È bene non dimenticare la leggenda di Damocle, che Cicerone racconta nelle sue Dispute Tusculane. Un giorno, Damocle, un cortigiano di Dionisio, tiranno di Siracusa, lo elogiava «per le sue ricchezze, per la maestà della sua potenza, per la magnificenza della sua reggia». «Damocle –gli rispose il tiranno – poiché ti piace questa vita, voglio dartene un assaggio e farti provare la mia sorte». Lo fece sedere su un divano ricoperto da un drappo finemente ricamato, gli mise davanti vasellami preziosi e mise al suo servizio giovani di straordinaria bellezza pronti a eseguire ogni suo cenno. Damocle si credeva felice, finché non si accorse che dal soffitto gli pendeva sul capo una spada acuminata sospesa a un crine di cavallo. A quel punto l’incauto encomiasta rinunciò a ricchezze e potere e scongiurò Dionisio di lasciarlo andar via, perché non voleva più essere felice in quel modo.

Oggi vediamo che la spada sospesa sul capo dei tiranni sta per cadere, il crine che sostiene quella sospesa sul capo di Zelensky è ormai liso e consunto e forse, domani, anche quella che pende su altri, a lui complici o avversi, potrà cadere.

Ma la lezione della leggenda non è per noi solo questa.
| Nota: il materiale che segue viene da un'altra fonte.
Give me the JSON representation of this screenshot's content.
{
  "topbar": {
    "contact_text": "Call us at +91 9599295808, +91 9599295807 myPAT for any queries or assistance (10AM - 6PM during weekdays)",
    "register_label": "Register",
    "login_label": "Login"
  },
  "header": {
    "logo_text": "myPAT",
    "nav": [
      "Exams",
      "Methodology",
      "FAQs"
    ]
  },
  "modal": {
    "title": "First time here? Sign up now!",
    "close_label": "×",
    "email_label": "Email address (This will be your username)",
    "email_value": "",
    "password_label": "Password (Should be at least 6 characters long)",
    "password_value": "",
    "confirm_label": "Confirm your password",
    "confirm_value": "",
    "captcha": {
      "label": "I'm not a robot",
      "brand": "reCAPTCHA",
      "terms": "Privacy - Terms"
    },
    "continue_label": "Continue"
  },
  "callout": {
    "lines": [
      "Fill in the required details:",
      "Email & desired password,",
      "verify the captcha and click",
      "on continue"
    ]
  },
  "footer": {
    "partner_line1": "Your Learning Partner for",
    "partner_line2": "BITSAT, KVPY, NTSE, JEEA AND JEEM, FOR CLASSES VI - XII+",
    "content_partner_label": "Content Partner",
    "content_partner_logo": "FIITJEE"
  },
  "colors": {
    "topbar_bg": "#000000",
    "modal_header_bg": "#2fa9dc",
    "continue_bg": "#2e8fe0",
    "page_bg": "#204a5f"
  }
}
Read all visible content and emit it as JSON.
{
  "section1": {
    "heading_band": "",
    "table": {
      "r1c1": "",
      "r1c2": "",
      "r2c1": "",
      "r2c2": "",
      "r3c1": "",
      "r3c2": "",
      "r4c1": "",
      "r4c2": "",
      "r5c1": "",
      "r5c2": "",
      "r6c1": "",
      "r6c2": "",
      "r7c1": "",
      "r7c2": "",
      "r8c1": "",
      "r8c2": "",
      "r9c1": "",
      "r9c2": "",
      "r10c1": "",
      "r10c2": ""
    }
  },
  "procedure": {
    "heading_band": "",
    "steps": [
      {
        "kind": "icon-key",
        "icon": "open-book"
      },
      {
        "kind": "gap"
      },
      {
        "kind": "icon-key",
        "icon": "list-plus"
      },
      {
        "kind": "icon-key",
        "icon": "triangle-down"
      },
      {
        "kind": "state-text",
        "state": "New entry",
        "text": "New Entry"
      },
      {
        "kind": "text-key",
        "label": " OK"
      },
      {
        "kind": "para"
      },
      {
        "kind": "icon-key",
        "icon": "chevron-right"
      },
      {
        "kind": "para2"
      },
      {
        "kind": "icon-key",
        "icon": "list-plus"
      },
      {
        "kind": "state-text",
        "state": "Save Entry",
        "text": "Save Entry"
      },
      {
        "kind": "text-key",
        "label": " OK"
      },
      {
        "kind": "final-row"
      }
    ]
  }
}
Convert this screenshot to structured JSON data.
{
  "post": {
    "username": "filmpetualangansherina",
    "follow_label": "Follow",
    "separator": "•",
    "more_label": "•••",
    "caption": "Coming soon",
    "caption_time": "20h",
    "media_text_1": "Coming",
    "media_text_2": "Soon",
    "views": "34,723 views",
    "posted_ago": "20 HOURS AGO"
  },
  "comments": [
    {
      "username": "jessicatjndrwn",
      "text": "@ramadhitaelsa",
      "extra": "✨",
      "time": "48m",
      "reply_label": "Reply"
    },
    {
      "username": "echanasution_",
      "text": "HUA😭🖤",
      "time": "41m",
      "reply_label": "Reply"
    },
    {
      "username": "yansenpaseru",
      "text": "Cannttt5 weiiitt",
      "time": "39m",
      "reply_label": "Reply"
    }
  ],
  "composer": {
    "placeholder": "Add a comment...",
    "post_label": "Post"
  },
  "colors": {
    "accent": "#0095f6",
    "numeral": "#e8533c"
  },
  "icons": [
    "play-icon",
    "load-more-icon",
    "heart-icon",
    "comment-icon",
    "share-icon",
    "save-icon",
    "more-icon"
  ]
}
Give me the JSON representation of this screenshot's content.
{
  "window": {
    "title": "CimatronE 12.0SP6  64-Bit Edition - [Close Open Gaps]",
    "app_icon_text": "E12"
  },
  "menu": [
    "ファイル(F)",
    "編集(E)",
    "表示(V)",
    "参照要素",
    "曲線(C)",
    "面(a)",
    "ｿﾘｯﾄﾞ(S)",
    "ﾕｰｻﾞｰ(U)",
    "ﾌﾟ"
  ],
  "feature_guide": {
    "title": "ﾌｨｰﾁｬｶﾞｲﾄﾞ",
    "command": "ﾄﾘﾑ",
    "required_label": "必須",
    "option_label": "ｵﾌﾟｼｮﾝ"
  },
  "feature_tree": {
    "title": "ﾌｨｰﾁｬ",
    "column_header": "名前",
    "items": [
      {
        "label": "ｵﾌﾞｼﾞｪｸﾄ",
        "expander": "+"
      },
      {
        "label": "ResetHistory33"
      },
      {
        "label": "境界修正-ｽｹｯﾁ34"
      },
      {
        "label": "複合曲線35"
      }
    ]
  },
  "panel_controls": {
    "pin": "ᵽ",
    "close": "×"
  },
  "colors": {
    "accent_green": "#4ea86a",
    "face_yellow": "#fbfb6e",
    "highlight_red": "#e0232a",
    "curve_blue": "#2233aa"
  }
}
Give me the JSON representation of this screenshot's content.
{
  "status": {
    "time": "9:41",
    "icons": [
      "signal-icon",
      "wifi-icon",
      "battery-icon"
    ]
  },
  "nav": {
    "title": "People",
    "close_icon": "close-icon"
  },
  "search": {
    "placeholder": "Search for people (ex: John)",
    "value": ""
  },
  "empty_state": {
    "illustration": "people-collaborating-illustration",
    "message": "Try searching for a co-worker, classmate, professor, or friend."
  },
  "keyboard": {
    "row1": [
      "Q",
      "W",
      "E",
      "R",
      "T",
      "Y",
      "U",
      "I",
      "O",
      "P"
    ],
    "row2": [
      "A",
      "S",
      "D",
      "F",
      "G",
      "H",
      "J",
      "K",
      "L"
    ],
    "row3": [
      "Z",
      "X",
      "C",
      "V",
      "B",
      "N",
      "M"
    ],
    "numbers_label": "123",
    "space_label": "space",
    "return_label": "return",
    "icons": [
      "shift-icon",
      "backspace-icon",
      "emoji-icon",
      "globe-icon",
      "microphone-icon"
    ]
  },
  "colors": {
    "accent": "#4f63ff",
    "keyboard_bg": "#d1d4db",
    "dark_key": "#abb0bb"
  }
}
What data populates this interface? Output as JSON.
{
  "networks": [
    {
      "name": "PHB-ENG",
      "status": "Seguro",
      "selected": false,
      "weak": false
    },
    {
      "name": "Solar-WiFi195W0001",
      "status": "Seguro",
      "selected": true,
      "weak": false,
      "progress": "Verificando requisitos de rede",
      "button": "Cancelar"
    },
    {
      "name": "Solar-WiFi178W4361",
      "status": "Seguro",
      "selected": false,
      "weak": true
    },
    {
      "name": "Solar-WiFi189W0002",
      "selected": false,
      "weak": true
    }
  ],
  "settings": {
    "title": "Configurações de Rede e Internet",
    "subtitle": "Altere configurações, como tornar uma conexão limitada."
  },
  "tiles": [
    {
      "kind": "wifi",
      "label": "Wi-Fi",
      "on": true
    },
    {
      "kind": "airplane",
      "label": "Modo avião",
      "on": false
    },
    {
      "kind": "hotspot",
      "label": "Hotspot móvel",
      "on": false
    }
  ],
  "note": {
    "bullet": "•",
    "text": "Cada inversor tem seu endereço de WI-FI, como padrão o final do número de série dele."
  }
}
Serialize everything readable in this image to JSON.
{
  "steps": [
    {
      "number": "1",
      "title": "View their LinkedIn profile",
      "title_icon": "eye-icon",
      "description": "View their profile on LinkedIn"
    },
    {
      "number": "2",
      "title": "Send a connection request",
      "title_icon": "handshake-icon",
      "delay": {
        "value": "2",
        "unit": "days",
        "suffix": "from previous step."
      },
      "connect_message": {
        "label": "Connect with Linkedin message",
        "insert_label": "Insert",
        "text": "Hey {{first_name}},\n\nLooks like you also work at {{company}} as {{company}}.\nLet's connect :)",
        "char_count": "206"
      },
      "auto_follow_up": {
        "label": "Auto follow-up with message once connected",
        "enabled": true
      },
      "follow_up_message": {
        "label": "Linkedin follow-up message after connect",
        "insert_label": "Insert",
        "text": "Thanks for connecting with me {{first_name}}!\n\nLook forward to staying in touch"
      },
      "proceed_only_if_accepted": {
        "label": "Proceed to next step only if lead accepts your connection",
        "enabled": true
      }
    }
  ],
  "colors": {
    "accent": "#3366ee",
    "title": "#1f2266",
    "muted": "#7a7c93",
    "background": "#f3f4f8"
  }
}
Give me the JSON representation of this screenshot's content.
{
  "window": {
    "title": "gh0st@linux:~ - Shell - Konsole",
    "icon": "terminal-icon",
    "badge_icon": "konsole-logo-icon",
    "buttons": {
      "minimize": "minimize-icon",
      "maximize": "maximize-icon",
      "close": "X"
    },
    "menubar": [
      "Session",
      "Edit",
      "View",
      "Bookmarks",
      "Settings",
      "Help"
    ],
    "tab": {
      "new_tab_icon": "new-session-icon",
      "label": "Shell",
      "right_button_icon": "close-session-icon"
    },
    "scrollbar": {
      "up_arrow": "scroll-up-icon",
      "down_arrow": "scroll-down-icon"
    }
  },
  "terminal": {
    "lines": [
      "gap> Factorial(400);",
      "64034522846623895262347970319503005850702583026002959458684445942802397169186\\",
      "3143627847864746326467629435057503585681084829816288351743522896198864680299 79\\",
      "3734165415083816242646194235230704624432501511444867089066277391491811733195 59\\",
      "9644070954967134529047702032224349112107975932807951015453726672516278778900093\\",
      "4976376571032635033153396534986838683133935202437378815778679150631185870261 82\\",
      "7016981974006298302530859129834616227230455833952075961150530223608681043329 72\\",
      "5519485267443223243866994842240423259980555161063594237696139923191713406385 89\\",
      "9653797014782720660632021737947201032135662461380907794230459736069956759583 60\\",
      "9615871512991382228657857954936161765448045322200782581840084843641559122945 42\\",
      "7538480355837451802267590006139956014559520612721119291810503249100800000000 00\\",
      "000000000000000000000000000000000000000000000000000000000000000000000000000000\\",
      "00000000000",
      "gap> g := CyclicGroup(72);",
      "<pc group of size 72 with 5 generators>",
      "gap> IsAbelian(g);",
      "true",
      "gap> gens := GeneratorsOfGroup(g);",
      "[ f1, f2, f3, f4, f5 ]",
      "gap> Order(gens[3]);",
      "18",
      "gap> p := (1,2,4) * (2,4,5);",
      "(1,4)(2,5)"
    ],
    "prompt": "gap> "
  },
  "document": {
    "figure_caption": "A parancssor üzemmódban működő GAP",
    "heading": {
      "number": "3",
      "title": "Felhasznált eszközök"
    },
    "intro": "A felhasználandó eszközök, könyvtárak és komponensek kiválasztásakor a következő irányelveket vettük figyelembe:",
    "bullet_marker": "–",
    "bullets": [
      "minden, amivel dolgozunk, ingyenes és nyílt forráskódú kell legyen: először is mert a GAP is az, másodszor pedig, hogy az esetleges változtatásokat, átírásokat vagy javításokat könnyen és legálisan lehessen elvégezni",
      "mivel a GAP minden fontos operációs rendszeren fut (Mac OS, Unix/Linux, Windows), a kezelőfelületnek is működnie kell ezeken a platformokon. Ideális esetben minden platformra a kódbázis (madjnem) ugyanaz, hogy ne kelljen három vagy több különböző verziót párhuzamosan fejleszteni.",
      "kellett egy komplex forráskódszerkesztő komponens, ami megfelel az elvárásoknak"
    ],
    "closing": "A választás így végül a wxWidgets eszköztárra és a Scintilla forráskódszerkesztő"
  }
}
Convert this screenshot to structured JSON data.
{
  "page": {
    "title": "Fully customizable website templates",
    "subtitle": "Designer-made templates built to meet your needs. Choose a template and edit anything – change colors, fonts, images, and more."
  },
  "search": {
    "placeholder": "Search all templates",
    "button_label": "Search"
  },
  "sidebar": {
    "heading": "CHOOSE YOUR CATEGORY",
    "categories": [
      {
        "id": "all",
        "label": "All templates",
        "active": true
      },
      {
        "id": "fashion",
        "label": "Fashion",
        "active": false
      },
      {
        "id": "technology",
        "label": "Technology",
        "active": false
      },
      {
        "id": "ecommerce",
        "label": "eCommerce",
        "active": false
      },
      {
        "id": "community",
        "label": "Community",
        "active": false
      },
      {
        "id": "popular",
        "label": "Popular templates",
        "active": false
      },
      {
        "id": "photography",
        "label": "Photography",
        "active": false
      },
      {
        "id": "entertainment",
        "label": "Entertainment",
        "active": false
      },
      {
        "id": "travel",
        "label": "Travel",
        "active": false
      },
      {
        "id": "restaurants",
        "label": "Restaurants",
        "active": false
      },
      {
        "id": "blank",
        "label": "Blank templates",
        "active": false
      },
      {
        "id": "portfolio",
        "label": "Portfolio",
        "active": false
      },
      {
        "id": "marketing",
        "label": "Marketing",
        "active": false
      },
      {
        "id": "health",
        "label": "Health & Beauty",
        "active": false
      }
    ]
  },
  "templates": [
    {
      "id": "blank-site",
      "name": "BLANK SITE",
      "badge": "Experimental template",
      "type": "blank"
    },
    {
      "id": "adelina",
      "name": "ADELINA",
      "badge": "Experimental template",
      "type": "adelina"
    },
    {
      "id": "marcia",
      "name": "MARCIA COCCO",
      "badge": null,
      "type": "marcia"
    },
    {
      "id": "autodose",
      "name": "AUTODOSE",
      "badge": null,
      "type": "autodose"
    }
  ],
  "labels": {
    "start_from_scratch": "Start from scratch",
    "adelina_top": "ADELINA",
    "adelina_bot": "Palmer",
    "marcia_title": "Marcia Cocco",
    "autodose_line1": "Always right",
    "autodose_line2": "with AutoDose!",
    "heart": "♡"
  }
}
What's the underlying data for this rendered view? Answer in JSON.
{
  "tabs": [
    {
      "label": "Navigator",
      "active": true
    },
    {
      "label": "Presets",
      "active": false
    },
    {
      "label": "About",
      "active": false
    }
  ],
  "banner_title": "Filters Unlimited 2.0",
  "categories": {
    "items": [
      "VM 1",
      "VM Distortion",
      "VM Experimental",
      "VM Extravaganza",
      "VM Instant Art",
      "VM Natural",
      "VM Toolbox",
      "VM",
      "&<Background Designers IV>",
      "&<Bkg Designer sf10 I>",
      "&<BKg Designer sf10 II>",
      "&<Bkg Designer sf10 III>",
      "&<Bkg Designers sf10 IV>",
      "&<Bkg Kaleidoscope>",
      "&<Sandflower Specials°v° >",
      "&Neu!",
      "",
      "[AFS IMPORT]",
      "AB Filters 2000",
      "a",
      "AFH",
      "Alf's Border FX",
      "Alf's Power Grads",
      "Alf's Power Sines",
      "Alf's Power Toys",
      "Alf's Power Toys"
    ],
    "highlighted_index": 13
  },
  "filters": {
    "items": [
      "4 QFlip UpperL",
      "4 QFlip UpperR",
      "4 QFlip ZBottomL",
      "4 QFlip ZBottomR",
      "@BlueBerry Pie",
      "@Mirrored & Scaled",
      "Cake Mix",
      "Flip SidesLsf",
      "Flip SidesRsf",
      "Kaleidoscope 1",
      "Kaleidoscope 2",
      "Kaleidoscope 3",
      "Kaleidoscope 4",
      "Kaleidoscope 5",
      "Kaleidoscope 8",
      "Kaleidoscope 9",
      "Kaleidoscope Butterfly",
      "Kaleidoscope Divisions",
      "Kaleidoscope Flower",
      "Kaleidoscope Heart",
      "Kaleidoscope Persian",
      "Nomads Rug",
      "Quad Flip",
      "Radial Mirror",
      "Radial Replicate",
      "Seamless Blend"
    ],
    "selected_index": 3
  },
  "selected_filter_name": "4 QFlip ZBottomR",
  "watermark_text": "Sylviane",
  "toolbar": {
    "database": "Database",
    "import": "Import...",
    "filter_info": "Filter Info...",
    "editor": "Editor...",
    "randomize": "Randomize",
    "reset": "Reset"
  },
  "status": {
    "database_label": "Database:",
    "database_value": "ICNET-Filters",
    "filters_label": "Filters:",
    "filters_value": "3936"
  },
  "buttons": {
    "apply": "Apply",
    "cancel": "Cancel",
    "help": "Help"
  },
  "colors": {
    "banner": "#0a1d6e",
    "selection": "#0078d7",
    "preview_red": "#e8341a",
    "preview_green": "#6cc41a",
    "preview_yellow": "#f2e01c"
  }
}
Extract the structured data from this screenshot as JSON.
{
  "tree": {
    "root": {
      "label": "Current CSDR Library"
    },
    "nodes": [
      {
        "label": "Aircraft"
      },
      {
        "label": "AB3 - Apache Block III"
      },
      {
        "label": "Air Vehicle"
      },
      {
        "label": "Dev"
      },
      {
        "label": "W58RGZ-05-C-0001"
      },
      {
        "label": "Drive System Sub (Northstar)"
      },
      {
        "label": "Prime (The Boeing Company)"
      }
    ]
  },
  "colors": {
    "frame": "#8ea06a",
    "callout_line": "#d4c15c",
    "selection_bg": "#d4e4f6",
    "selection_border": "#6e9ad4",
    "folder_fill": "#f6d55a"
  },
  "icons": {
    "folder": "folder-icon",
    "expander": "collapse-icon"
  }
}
Non basta astenersi dagli encomi che tutti prodigano pavidamente ai tiranni, occorre anche ricordare che sta a noi, nella misura delle nostre forze, se non recidere, almeno scalfire ed erodere il crine che ancora trattiene la spada sospesa sul loro capo. Il filo che la sorregge – non dobbiamo stancarci di mostrarlo, se il primo a saperlo è il tiranno – è sottile e solo il consenso e la paura dei molti gli impedisce di spezzarsi.